Thursday, September 12, 2013

OPINION - President Obama's Public Thinking on Syria

The more open President....

"A Rare Public View of Obama’s Pivots on Policy in Syria Confrontation" by PETER BAKER, New York Times 9/11/2013

Excerpt

When President Obama strode into the Rose Garden last month after a week of increasing tension over Syria’s use of chemical weapons, many assumed it was to announce that the attack that had been broadly hinted at by his own aides had begun.  Instead, he turned the decision over to Congress.  And when Mr. Obama appeared on television Tuesday night, a speech initially intended to promote force made the argument for diplomacy.

Over the last three weeks, the nation has witnessed a highly unusual series of pivots as a president changed course virtually in real time and on live television.  Mr. Obama’s handling of his confrontation with Syria over a chemical weapons attack on civilians has been the rare instance of a commander in chief seemingly thinking out loud and changing his mind on the fly.

To aides and allies, Mr. Obama’s willingness to hit the pause button twice on his decision to launch airstrikes to punish Syria for using chemical weapons on its own people reflects a refreshing open-mindedness and a reluctance to use force that they considered all too missing under his predecessor with the Texas swagger.  In this view, Mr. Obama is a nimble leader more concerned with getting the answer right than with satisfying a political class all too eager to second-guess every move.

“All the critics would like this to be easily choreographed, a straight line and end the way they’d all individually like it to end,” said David Plouffe, the president’s former senior adviser.  “That’s not the way the world works for sure, especially in a situation like this.  I think it speaks to his strength, which is that he’s willing to take in new information.”

But to Mr. Obama’s detractors, including many in his own party, he has shown a certain fecklessness with his decisions first to outsource the decision to lawmakers in the face of bipartisan opposition and then to embrace a Russian diplomatic alternative that even his own advisers consider dubious.  Instead of displaying decisive leadership, Mr. Obama, to these critics, has appeared reactive, defensive and profoundly challenged in standing up to a dangerous world.

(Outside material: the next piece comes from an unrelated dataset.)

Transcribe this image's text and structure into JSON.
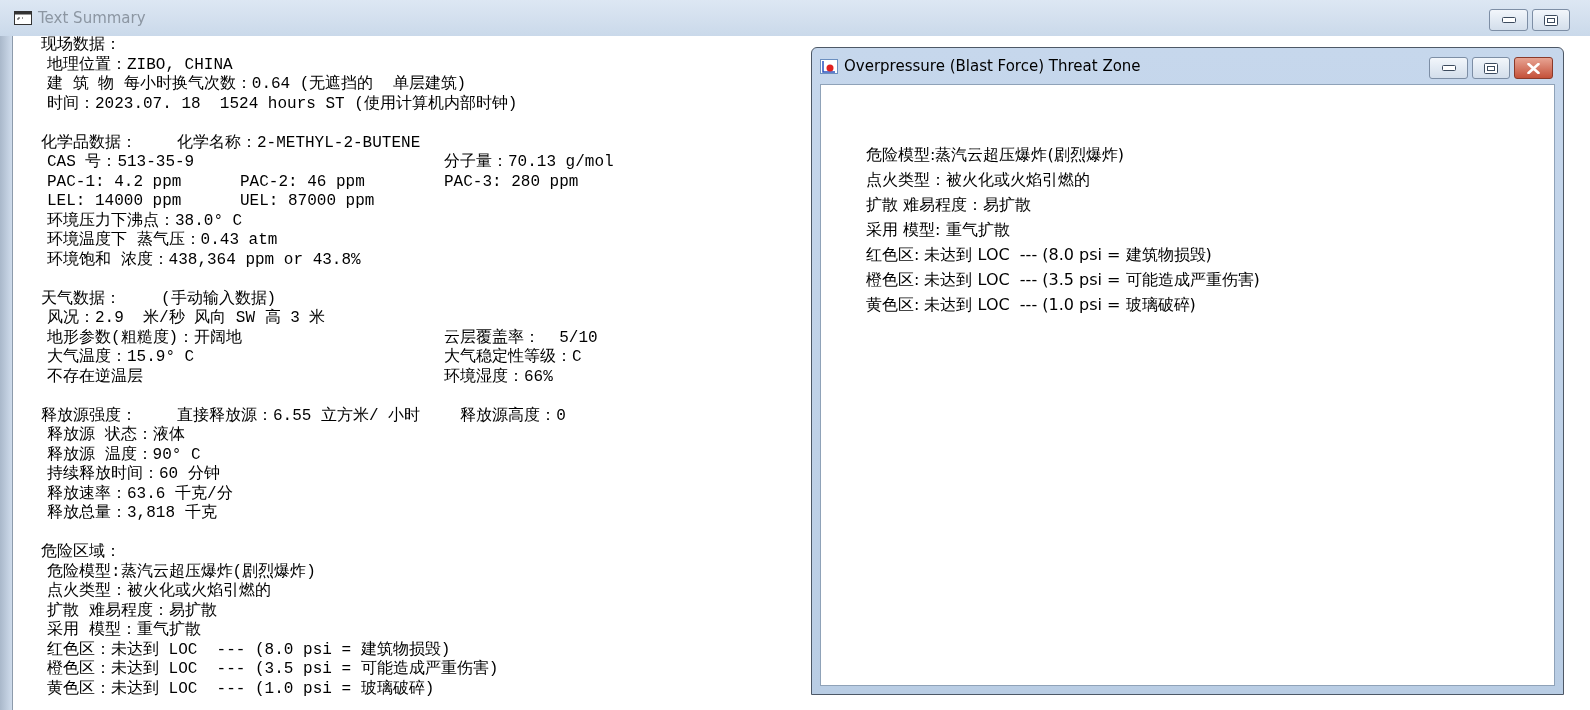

“There’s absolutely no question he’s very uncomfortable being commander in chief,” Senator Bob Corker of Tennessee, a Republican who worked with the White House to support force against Syria, said in an interview.  “In personal meetings, he comes across very confident.  I wish I could deliver a speech as well as he does.  But it’s like he wants to slip the noose.  It’s like watching a person who’s caged, who’s in a trap and trying to figure a way out.”

For good or ill, and there are plenty who argue both points of view, Mr. Obama represents a stark contrast in style to George W. Bush.  The former president valued decisiveness and once he made a decision rarely revisited it.  While he, too, changed course from time to time, Mr. Bush regularly told aides that a President should not reveal doubts because it would send a debilitating signal to his administration, troops in the field and the country at large.